È nell'abitazione del 40enne, perquisita dopo aver trovato mezzo chilo di "fumo" nell'auto del 29enne, che i militari hanno trovato il grosso della droga: più di cinque chili. Oltre a ciò, in una cassaforte aperta con una chiave che aveva il 29enne, 114.200 euro; altri mille erano nel portafogli del 40enne. Quest'ultimo ha ammesso davanti al giudice di spacciare e ha tentato di spiegare che i soldi erano di provenienza lecita. Per quanto riguarda la pistola, ha detto di averla acquistata da terzi, volendo prendere il porto d'armi per "sfizio", e che la stessa era ancora impacchettata. Non ha sparato, né sarebbe stata usata per altri reati (e a sostegno di ciò è stata evidenziata la presenza della matricola, che non è abrasa).

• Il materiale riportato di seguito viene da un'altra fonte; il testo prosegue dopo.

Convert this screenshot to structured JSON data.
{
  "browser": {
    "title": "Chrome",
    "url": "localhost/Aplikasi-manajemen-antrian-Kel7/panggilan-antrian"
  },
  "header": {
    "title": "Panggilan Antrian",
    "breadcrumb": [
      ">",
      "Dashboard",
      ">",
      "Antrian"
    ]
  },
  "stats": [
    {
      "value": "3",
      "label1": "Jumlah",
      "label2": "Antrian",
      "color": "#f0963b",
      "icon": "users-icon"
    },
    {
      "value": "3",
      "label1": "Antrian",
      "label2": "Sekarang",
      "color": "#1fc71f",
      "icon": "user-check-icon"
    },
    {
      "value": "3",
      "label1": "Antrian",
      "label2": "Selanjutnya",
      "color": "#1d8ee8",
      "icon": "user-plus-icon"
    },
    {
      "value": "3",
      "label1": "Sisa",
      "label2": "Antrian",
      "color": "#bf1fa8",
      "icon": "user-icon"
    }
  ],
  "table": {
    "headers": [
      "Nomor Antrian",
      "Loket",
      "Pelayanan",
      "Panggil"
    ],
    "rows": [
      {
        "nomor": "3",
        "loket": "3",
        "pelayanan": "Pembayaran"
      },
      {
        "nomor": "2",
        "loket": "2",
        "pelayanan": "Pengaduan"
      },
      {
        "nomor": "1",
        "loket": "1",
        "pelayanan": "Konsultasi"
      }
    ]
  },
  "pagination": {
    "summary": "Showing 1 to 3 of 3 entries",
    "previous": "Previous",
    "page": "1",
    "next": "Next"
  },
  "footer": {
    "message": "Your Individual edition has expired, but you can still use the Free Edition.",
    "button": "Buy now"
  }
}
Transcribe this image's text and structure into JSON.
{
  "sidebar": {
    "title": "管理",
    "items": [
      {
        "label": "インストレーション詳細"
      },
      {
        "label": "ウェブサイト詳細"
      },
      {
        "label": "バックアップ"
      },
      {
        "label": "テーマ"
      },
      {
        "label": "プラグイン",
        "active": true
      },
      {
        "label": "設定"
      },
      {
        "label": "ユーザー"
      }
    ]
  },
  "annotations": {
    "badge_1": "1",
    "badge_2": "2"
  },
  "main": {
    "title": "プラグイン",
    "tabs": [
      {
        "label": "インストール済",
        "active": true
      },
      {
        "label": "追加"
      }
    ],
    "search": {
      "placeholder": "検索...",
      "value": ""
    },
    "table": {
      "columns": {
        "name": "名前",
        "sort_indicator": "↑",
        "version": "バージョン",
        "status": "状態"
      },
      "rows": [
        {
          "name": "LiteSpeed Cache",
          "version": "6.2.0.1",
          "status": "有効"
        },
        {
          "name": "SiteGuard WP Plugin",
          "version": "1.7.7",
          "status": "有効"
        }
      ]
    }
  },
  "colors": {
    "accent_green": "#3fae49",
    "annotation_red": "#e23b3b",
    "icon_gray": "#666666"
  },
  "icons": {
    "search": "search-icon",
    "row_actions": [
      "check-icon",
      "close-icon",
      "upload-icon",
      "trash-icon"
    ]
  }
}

Per quanto riguarda invece la posizione del 29enne, questi ha negato «in maniera poco credibile», secondo il gip, ogni addebito. Ha raccontato di aver acquistato l'hashish per uso di gruppo con quattro amici. Una ricostruzione che il giudice per le indagini preliminari non ha condiviso perché ritenuta priva di elementi concreti a sostegno. Di contro, il magistrato ha evidenziato la presenza, in casa del 29enne, di coltelli e bilancini e materiale ritenuto utile per il confezionamento della droga, nonché di due agende in cui erano segnati dei nomi e delle cifre. Forse degli appunti sugli acquirenti. Al termine dell'udienza, il gip ha disposto il sequestro del denaro e convalidato l'arresto disponendo la misura del carcere per il 40enne e i domiciliari per il 29enne. Ora la "battaglia" al Riesame.